Il seminterrato del Pampa

Ecco El Pampa nella sua prima edizione del week end o del venerdì sera, a seconda dei sui impegni e di quando riuscirà a connettere il cervello e le mani per scrivere qualcosa di sensato che non siano baggianate apocalittiche.

Arriva il mese di ottobre e il baseball americano, dunque mondiale, si accende con i play offs che voglion dire un mese intenso in cui ci si batte per un anello da mettersi al dito, senza perderlo.

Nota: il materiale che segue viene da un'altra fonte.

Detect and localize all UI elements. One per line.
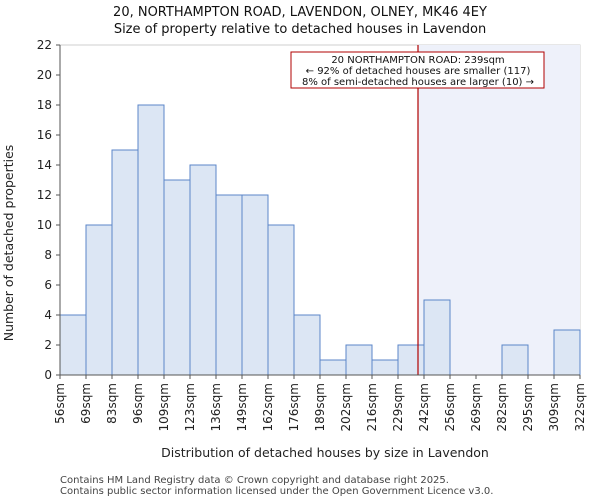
y-tick-label: 4	[44, 308, 52, 322]
y-tick-label: 6	[44, 278, 52, 292]
bar-149sqm	[241, 194, 269, 376]
x-tick-label: 96sqm	[131, 383, 145, 424]
bar-162sqm	[267, 224, 295, 376]
y-tick-label: 0	[44, 368, 52, 382]
x-tick-label: 162sqm	[261, 383, 275, 431]
bar-176sqm	[293, 314, 321, 376]
bar-96sqm	[137, 104, 165, 376]
y-tick-label: 16	[37, 128, 52, 142]
y-tick-label: 8	[44, 248, 52, 262]
annotation-border	[290, 51, 545, 89]
annotation-box: 20 NORTHAMPTON ROAD: 239sqm ← 92% of det…	[290, 51, 545, 89]
bar-109sqm	[163, 179, 191, 376]
y-tick-label: 2	[44, 338, 52, 352]
y-tick-label: 20	[37, 68, 52, 82]
x-tick-label: 322sqm	[573, 383, 587, 431]
footer-line-1: Contains HM Land Registry data © Crown c…	[60, 475, 449, 486]
x-tick-label: 56sqm	[53, 383, 67, 424]
x-tick-label: 123sqm	[183, 383, 197, 431]
bar-83sqm	[111, 149, 139, 376]
y-tick-label: 10	[37, 218, 52, 232]
bar-202sqm	[345, 344, 373, 376]
bar-309sqm	[553, 329, 581, 376]
annotation-line-2: ← 92% of detached houses are smaller (11…	[306, 66, 531, 77]
x-tick-label: 242sqm	[417, 383, 431, 431]
y-tick-label: 22	[37, 38, 52, 52]
bar-242sqm	[423, 299, 451, 376]
x-tick-label: 136sqm	[209, 383, 223, 431]
annotation-line-1: 20 NORTHAMPTON ROAD: 239sqm	[331, 55, 504, 66]
x-tick-label: 109sqm	[157, 383, 171, 431]
x-tick-label: 309sqm	[547, 383, 561, 431]
annotation-line-3: 8% of semi-detached houses are larger (1…	[302, 77, 534, 88]
bar-229sqm	[397, 344, 425, 376]
x-tick-label: 282sqm	[495, 383, 509, 431]
x-tick-label: 202sqm	[339, 383, 353, 431]
bar-216sqm	[371, 359, 399, 376]
x-tick-label: 149sqm	[235, 383, 249, 431]
x-tick-label: 229sqm	[391, 383, 405, 431]
x-tick-label: 295sqm	[521, 383, 535, 431]
chart-title: 20, NORTHAMPTON ROAD, LAVENDON, OLNEY, M…	[113, 5, 487, 20]
bar-189sqm	[319, 359, 347, 376]
x-tick-label: 69sqm	[79, 383, 93, 424]
x-tick-label: 216sqm	[365, 383, 379, 431]
x-tick-label: 189sqm	[313, 383, 327, 431]
bar-series	[59, 104, 581, 376]
y-tick-label: 14	[37, 158, 52, 172]
bar-282sqm	[501, 344, 529, 376]
y-axis: 0 2 4 6 8 10 12 14 16 18 20 22	[37, 38, 61, 382]
bar-136sqm	[215, 194, 243, 376]
y-axis-title: Number of detached properties	[1, 145, 16, 342]
bar-123sqm	[189, 164, 217, 376]
footer-line-2: Contains public sector information licen…	[60, 486, 493, 497]
y-tick-label: 12	[37, 188, 52, 202]
bar-69sqm	[85, 224, 113, 376]
chart-subtitle: Size of property relative to detached ho…	[114, 22, 486, 37]
x-tick-label: 83sqm	[105, 383, 119, 424]
x-tick-label: 269sqm	[469, 383, 483, 431]
x-axis: 56sqm 69sqm 83sqm 96sqm 109sqm 123sqm 136sqm 14…	[53, 374, 587, 431]
y-tick-label: 18	[37, 98, 52, 112]
x-tick-label: 256sqm	[443, 383, 457, 431]
x-tick-label: 176sqm	[287, 383, 301, 431]
x-axis-title: Distribution of detached houses by size …	[161, 445, 489, 460]
bar-56sqm	[59, 314, 87, 376]
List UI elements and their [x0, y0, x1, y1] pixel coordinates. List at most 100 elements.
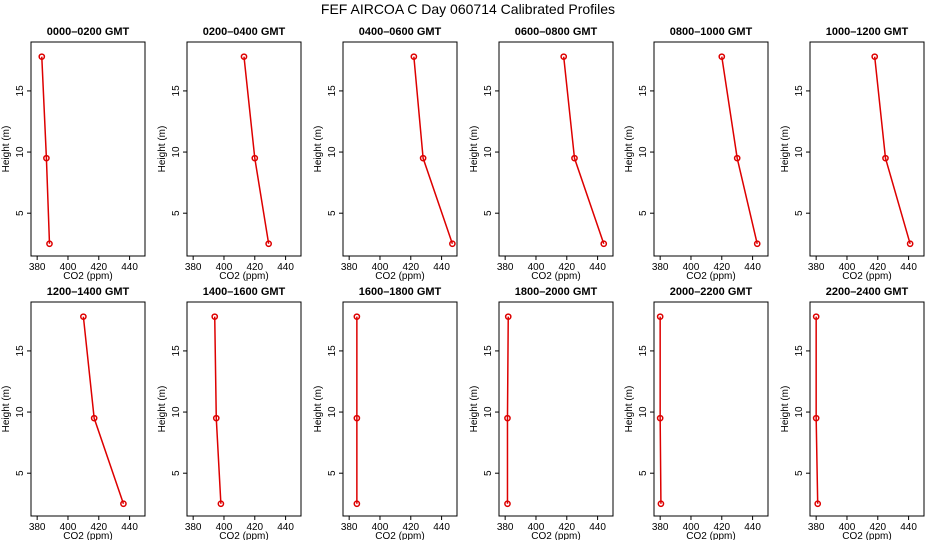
y-tick-label: 10 — [483, 146, 494, 158]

Ovvio che per qualcuno si tifa sempre, anche se lo sport del batti e corri a stelle e strisce sembra già deciso fin da aprile quando i soloni della stampa americana fanno classifiche ed indicano una rosa ben ristretta di sicuri vincitori. Anche stavolta sarà sfida alle World Series fra Houston Astros e Los Angeles Dodgers come nell’autunno 2017? Parrebbe anche se gli Yankees vogliono tornare a ringhiare dimostrando che la Grande MELA non si fa più mangiare.

Ma poi perchè dimenticarsi che il sabato sera ci riserva il primo licenziamento della stagione 2019/20 della massima serie di calcio italiana con Giampaolo ed Andreazzoli che si battono i pugni per capire se di pasta al pesto o di risotto all’ossobuco le loro tavole saranno ancora servite? Quando si parla di un mister che lavora a Milano il panettone sembra il primo traguardo, poi manca ancora tutto ottobre e novembre e 60 giorni e passa mica sono pochi.

Andreazzoli mica la finisce la stagione, prima o poi la condanna salata (pagata da Preziosi nomen omen) arriva mentre in riva al Naviglio per il mister che arriva dal mare dell’Abruzzo è solo un’aggiunta al curriculum la panchina al Milan che in questi anni pare un tram dell’Atm al capolinea, l’importante è salirci alla fine o all’inizio della corsa, basta che paghino.

Milano ride o sorride la domenica sera, quando si gusta la prima di Conte contro la Juve, che magari per una notte sarà conticini se tirerà i remi in barca puntando all’X per fare cassetta. Di incasso record già ridono i cinesi, chissà che Lukaku, sogno disatteso di Paratici, o solo mossa di tuffo in meta, sarà l’artefice della fuga. Dico 1 nerazzurro con goal in mischia agli ultimi 10 minuti ed il figliol prodigo che litigherà con mister Sarri arrivato non dalla Bovisa come Bagnoli ma da Bagnoli, sembra quasi una barzelletta.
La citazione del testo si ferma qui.